Ferdinand described it as a "release" to finally start talking.
"You just mentioned something and it just triggered that chain of events and that free-flowing conversation. You start talking about feelings and stuff going forward and it was a release," he said.
"I think in these situations, you need to have the ability to be able to get your feelings out. I think it doesn't just help you, it helps all the people close, because they then feel more comfortable, because everyone just feels awkward."
Mr Moralee said it was his job as a friend to step in and say: "Are you all right, mate? Is there anything I can do? Do you need to talk?"
He added: " I think it was about six months into Rebecca's passing when we were in Qatar, that I plucked up the courage if you like, even though I've known you 20 years, to actually say 'How are you?' and start to sort of mention some memories and what a fantastic lady she was.
"It got us talking and after 15, 20 minutes I think we ended up both crying our eyes out on the beach."
Katharine Welby-Roberts, Archbishop Justin Welby's daughter, is shown talking to her mother Caroline about how starting to discuss her depression with her family and writing a blog enabled her to seek help.
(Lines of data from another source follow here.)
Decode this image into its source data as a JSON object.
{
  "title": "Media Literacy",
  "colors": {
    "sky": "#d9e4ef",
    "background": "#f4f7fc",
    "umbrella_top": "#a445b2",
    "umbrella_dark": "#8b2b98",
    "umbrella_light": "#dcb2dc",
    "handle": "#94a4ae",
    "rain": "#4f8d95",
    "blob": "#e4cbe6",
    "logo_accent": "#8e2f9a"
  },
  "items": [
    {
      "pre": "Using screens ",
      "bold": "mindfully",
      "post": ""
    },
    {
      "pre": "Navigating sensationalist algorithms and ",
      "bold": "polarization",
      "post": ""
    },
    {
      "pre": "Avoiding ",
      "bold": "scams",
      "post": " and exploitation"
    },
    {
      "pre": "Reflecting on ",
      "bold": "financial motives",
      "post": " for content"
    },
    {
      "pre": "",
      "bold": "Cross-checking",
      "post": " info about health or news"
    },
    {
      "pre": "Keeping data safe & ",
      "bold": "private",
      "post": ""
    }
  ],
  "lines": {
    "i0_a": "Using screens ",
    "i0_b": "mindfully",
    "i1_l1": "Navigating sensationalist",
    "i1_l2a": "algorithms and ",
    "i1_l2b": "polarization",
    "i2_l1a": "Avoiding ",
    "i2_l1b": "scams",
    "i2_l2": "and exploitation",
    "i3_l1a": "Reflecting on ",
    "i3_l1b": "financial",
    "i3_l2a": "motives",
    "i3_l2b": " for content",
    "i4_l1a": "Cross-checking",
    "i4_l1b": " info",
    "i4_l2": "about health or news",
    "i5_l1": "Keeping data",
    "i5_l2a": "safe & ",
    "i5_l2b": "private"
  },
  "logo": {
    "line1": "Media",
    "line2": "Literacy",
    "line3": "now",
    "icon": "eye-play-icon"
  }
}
"I always thought I'd communicated how I was feeling and what was happening in my head and clearly I hadn't," Ms Welby-Roberts said.
"It was only when it came down to writing my blog that I found I was able to explain to you more of how I was feeling and how I was doing. I think that was quite helpful for me to know that you had a clearer understanding of what I was dealing with."
Her mother Caroline said: "I think one of the things that I've learnt is it is much more difficult to understand if there is absolutely no framework and if everything on the surface just looks normal."
Film director Sir Richard Eyre, who filmed Ms Welby-Roberts' segment for the #OkToSay initiative said: "Depression is always hard to describe: it's an invisible darkness. There's nothing more important than talking about it to a sympathetic person."
The first batch of films showed celebrities such as former England cricket captain Andrew Flintoff, rapper Professor Green and comic Ruby Wax discussing their experiences.